Machine Learning‐Driven Prediction and Optimization of Cu‐Based Catalysts for CO 2 Hydrogenation to Methanol

ABSTRACT China targets carbon peak by 2030 and neutrality by 2060. Catalytic CO 2 hydrogenation to methanol using renewable H 2 is a promising route for carbon recycling and emission reduction. However, developing efficient catalysts is hindered by complex structure–performance relationships. This study addresses this by constructing a dataset (112 samples and 28 features: composition, processing, and properties) and applying machine learning to predict Cu‐based catalyst performance. Six models—random forest, XGBoost, LightGBM, gradient boosting, SVR, and DNN—were compared for predicting CO 2 conversion, CH 3 OH selectivity, and yield.
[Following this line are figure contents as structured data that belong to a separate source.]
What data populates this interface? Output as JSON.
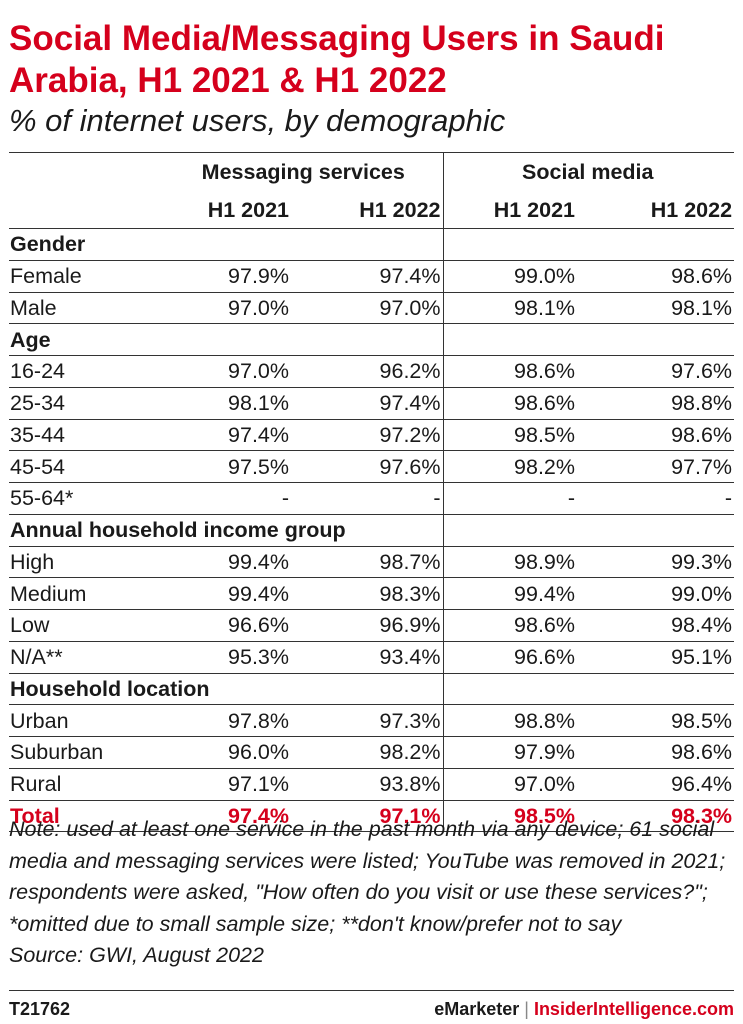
{
  "title": "Social Media/Messaging Users in Saudi Arabia, H1 2021 & H1 2022",
  "subtitle": "% of internet users, by demographic",
  "chart_data": {
    "type": "table",
    "groups": [
      "Messaging services",
      "Social media"
    ],
    "columns": [
      "H1 2021",
      "H1 2022",
      "H1 2021",
      "H1 2022"
    ],
    "sections": [
      {
        "name": "Gender",
        "rows": [
          {
            "label": "Female",
            "values": [
              "97.9%",
              "97.4%",
              "99.0%",
              "98.6%"
            ]
          },
          {
            "label": "Male",
            "values": [
              "97.0%",
              "97.0%",
              "98.1%",
              "98.1%"
            ]
          }
        ]
      },
      {
        "name": "Age",
        "rows": [
          {
            "label": "16-24",
            "values": [
              "97.0%",
              "96.2%",
              "98.6%",
              "97.6%"
            ]
          },
          {
            "label": "25-34",
            "values": [
              "98.1%",
              "97.4%",
              "98.6%",
              "98.8%"
            ]
          },
          {
            "label": "35-44",
            "values": [
              "97.4%",
              "97.2%",
              "98.5%",
              "98.6%"
            ]
          },
          {
            "label": "45-54",
            "values": [
              "97.5%",
              "97.6%",
              "98.2%",
              "97.7%"
            ]
          },
          {
            "label": "55-64*",
            "values": [
              "-",
              "-",
              "-",
              "-"
            ]
          }
        ]
      },
      {
        "name": "Annual household income group",
        "rows": [
          {
            "label": "High",
            "values": [
              "99.4%",
              "98.7%",
              "98.9%",
              "99.3%"
            ]
          },
          {
            "label": "Medium",
            "values": [
              "99.4%",
              "98.3%",
              "99.4%",
              "99.0%"
            ]
          },
          {
            "label": "Low",
            "values": [
              "96.6%",
              "96.9%",
              "98.6%",
              "98.4%"
            ]
          },
          {
            "label": "N/A**",
            "values": [
              "95.3%",
              "93.4%",
              "96.6%",
              "95.1%"
            ]
          }
        ]
      },
      {
        "name": "Household location",
        "rows": [
          {
            "label": "Urban",
            "values": [
              "97.8%",
              "97.3%",
              "98.8%",
              "98.5%"
            ]
          },
          {
            "label": "Suburban",
            "values": [
              "96.0%",
              "98.2%",
              "97.9%",
              "98.6%"
            ]
          },
          {
            "label": "Rural",
            "values": [
              "97.1%",
              "93.8%",
              "97.0%",
              "96.4%"
            ]
          }
        ]
      }
    ],
    "total": {
      "label": "Total",
      "values": [
        "97.4%",
        "97.1%",
        "98.5%",
        "98.3%"
      ]
    }
  },
  "note": "Note: used at least one service in the past month via any device; 61 social media and messaging services were listed; YouTube was removed in 2021; respondents were asked, \"How often do you visit or use these services?\"; *omitted due to small sample size; **don't know/prefer not to say",
  "source": "Source: GWI, August 2022",
  "footer": {
    "chart_id": "T21762",
    "brand": "eMarketer",
    "separator": "|",
    "brand2": "InsiderIntelligence.com"
  },
  "colors": {
    "accent": "#d5001c",
    "text": "#1a1a1a",
    "rule": "#333333"
  }
}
Optimal models varied as follows: SVR best predicted CO 2 conversion (test R 2 = 0.245), XGBoost excelled for CH 3 OH selectivity (test R 2 = 0.922 and MSE = 46.508), whereas CH 3 OH yield prediction was poor (LightGBM best and R 2 = 0.006). SHAP analysis revealed key nonlinear feature contributions (e.g., Cu content, GHSV, and temperature). Focusing on CH 3 OH selectivity, XGBoost was optimized as follows: multialgorithm voting and stepwise elimination identified 12 key features (e.g., Zn salt type, In content, and drying time). Bayesian hyperparameter tuning boosted performance (test R 2 = 0.9352). SHAP provided interpretability and design guidance. Bootstrap resampling validated reliability (95% CIs). An online prediction platform enhanced screening efficiency. Despite strong test performance, cross‐validation R 2 (0.7473) indicates a need for larger datasets. This work provides a robust data‐driven framework for optimizing CO 2 ‐to‐methanol catalysts, demonstrating ML's potential in catalysis research.